Re-exported predicates
The following predicates are exported from this file while their implementation is defined in imported modules or non-module files loaded by this module.
unicode_script(+Code:integer, -Script:atom) is semidet- True when Script is the UAX #24 Script_Property of Code. Script is a
lower-case atom of the long property value (
latin, cyrillic,
han, common, inherited, ...). Fails for code points outside
the Unicode range or with no entry in Scripts.txt.
unicode_script_extensions(+Code:integer, -Scripts:list(atom)) is semidet- Scripts is the sorted list of UAX #24 Script_Extensions of Code. For
most code points this is a singleton
[Script]. Fails for code
points outside the Unicode range and for code points with no entry
in either ScriptExtensions.txt or Scripts.txt.

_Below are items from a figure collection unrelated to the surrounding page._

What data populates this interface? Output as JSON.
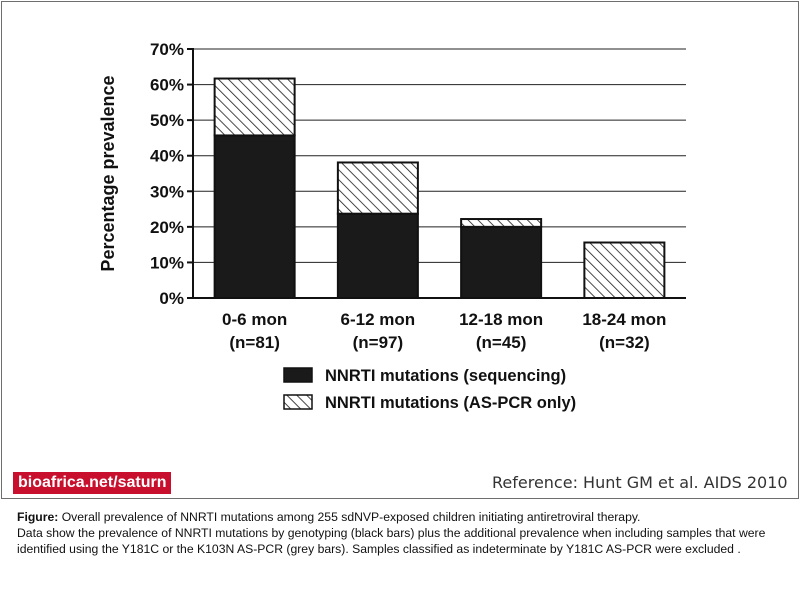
{
  "chart_data": {
    "type": "bar",
    "stacked": true,
    "ylabel": "Percentage prevalence",
    "ylim": [
      0,
      70
    ],
    "ytick_values": [
      0,
      10,
      20,
      30,
      40,
      50,
      60,
      70
    ],
    "ytick_labels": [
      "0%",
      "10%",
      "20%",
      "30%",
      "40%",
      "50%",
      "60%",
      "70%"
    ],
    "grid": "horizontal",
    "categories": [
      "0-6 mon",
      "6-12 mon",
      "12-18 mon",
      "18-24 mon"
    ],
    "category_sublabels": [
      "(n=81)",
      "(n=97)",
      "(n=45)",
      "(n=32)"
    ],
    "series": [
      {
        "name": "NNRTI mutations (sequencing)",
        "values": [
          45.7,
          23.7,
          20.0,
          0
        ],
        "fill": "solid",
        "color": "#1a1a1a"
      },
      {
        "name": "NNRTI mutations (AS-PCR only)",
        "values": [
          16.0,
          14.4,
          2.2,
          15.6
        ],
        "fill": "hatched",
        "color": "#1a1a1a"
      }
    ],
    "legend_position": "bottom-center"
  },
  "brand_label": "bioafrica.net/saturn",
  "reference": "Reference: Hunt GM et al. AIDS 2010",
  "caption": {
    "label": "Figure:",
    "line1": " Overall prevalence of NNRTI mutations among 255 sdNVP-exposed children initiating antiretroviral therapy.",
    "line2": "Data show the prevalence of NNRTI mutations by genotyping (black bars) plus the additional prevalence when including samples that were",
    "line3": "identified using the Y181C or the K103N AS-PCR (grey bars). Samples classified as indeterminate by Y181C AS-PCR were excluded ."
  },
  "colors": {
    "accent": "#c8102e",
    "bar": "#1a1a1a",
    "grid": "#222222",
    "frame": "#6e6e6e"
  }
}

unicode_identifier_status(+Code:integer, -Status:atom) is semidet- Succeeds, unifying Status with
allowed, when Code is listed in UTS
#39 IdentifierStatus.txt with status Allowed. Fails otherwise —
per UTS #39 every code point not listed there is Restricted by
default; rather than return restricted for everything else, this
predicate simply fails.
unicode_identifier_type(+Code:integer, -Types:list(atom)) is semidet- Types is the sorted list of UTS #39 Identifier_Type atoms for Code
(
recommended, inclusion, technical, obsolete, limited_use,
exclusion, not_nfkc, not_xid, default_ignorable,
deprecated, uncommon_use). Fails for code points outside the
Unicode range or with no entry in IdentifierType.txt.

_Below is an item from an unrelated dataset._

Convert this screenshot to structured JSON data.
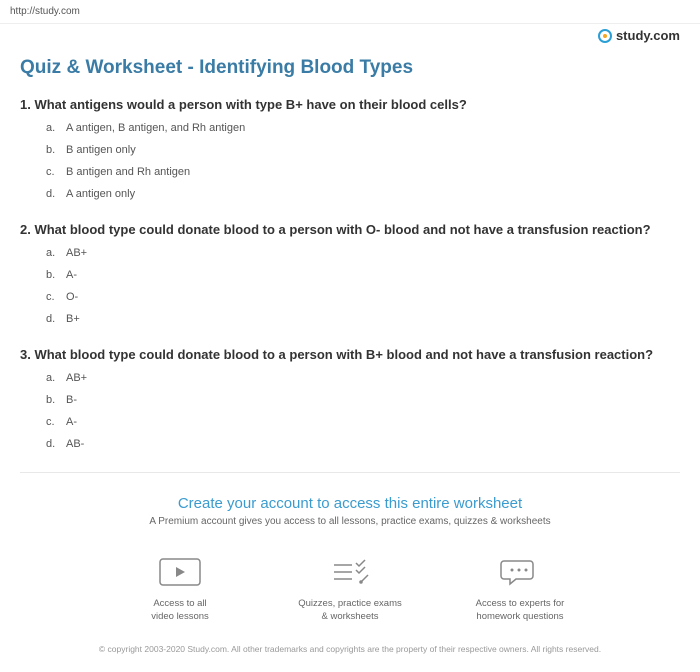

unicode_skeleton(+Text, -Skeleton:atom) is det- Compute the UTS #39 §4 skeleton of Text: apply NFD, substitute each
code point with its
confusables.txt prototype string, then apply NFD
again. Two strings are confusable iff their skeletons compare equal.

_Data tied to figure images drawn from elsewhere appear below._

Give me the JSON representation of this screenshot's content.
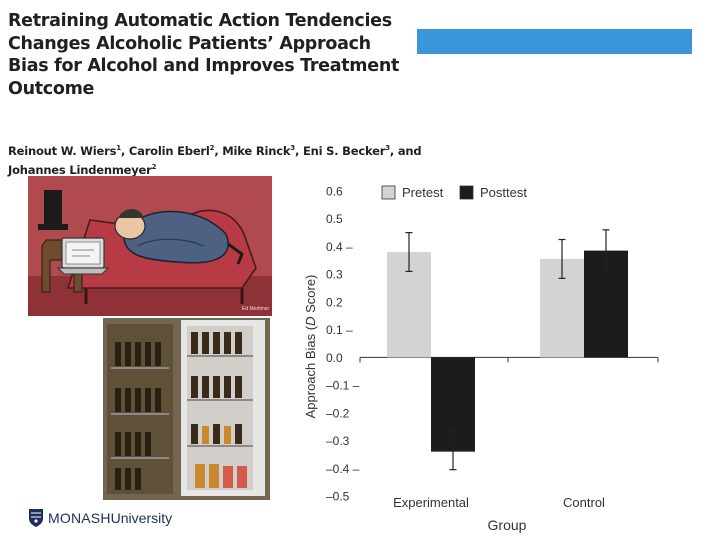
{
  "slide": {
    "title": "Retraining Automatic Action Tendencies Changes Alcoholic Patients’ Approach Bias for Alcohol and Improves Treatment Outcome",
    "authors": [
      {
        "name": "Reinout W. Wiers",
        "aff": "1",
        "sep": ", "
      },
      {
        "name": "Carolin Eberl",
        "aff": "2",
        "sep": ", "
      },
      {
        "name": "Mike Rinck",
        "aff": "3",
        "sep": ", "
      },
      {
        "name": "Eni S. Becker",
        "aff": "3",
        "sep": ", and "
      },
      {
        "name": "Johannes Lindenmeyer",
        "aff": "2",
        "sep": ""
      }
    ],
    "accent_color": "#3b95d9",
    "logo_text_bold": "MONASH",
    "logo_text_regular": "University",
    "logo_icon": "monash-crest-icon",
    "cartoon_signature": "Ed Mortimer"
  },
  "chart_data": {
    "type": "bar",
    "categories": [
      "Experimental",
      "Control"
    ],
    "series": [
      {
        "name": "Pretest",
        "color": "#d3d3d3",
        "values": [
          0.38,
          0.355
        ],
        "error": [
          [
            0.31,
            0.45
          ],
          [
            0.285,
            0.425
          ]
        ]
      },
      {
        "name": "Posttest",
        "color": "#1c1c1c",
        "values": [
          -0.34,
          0.385
        ],
        "error": [
          [
            -0.405,
            -0.265
          ],
          [
            0.315,
            0.46
          ]
        ]
      }
    ],
    "ylim": [
      -0.5,
      0.6
    ],
    "yticks": [
      0.6,
      0.5,
      0.4,
      0.3,
      0.2,
      0.1,
      0.0,
      -0.1,
      -0.2,
      -0.3,
      -0.4,
      -0.5
    ],
    "ytick_labels": [
      "0.6",
      "0.5",
      "0.4 –",
      "0.3",
      "0.2",
      "0.1 –",
      "0.0",
      "–0.1 –",
      "–0.2",
      "–0.3",
      "–0.4 –",
      "–0.5"
    ],
    "ylabel_prefix": "Approach Bias (",
    "ylabel_italic": "D",
    "ylabel_suffix": " Score)",
    "xlabel": "Group",
    "legend_position": "top"
  }
}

unicode_confusable(+T1, +T2) is semidet- True when unicode_skeleton/2 of T1 and T2 are equal.
unicode_confusable(+T1, +T2, +Options) is semidet- As unicode_confusable/2. Options:
- ignore_intentional(+Bool)
- If
true, skip the per-character substitution when the source
and target form a pair listed in UTS #39 intentional.txt (e.g.
Latin A versus Greek capital Alpha). Default false.
unicode_resolved_scripts(+Text, -Scripts:list(atom)) is det- Scripts is the UTS #39 §5.1 resolved augmented Script_Extensions set
of Text: the intersection of
augscx(c) over all
non-Common/non-Inherited characters, with the augmentation rules for
Han, Hiragana, Katakana, Hangul and Bopomofo applied. The empty list
signals a mixed-script string.
unicode_restriction_level(+Text, -Level:atom) is det- Classify Text under UTS #39 §5.2 at the most restrictive level for
which it qualifies. Level is one of:
ascii_only — every code point in U+0020..U+007E and Allowed.
single_script — augmented resolved-script-set non-empty and
every code point Allowed.
highly_restrictive — covered by Latin plus one of Hanb,
Jpan or Kore (UTS #39 §5.1 augmented profiles).
moderately_restrictive — covered by Latin plus a single
non-Latin Recommended script (Cyrl or Grek).
minimally_restrictive — every code point has Identifier_Type
in {recommended, inclusion}.
unrestricted — otherwise.
A linter that walks source clauses and reports atoms with the
confusability issues above is registered in library(check) itself
(predicate list_confusable_identifiers/0); see the
library(check) documentation for details.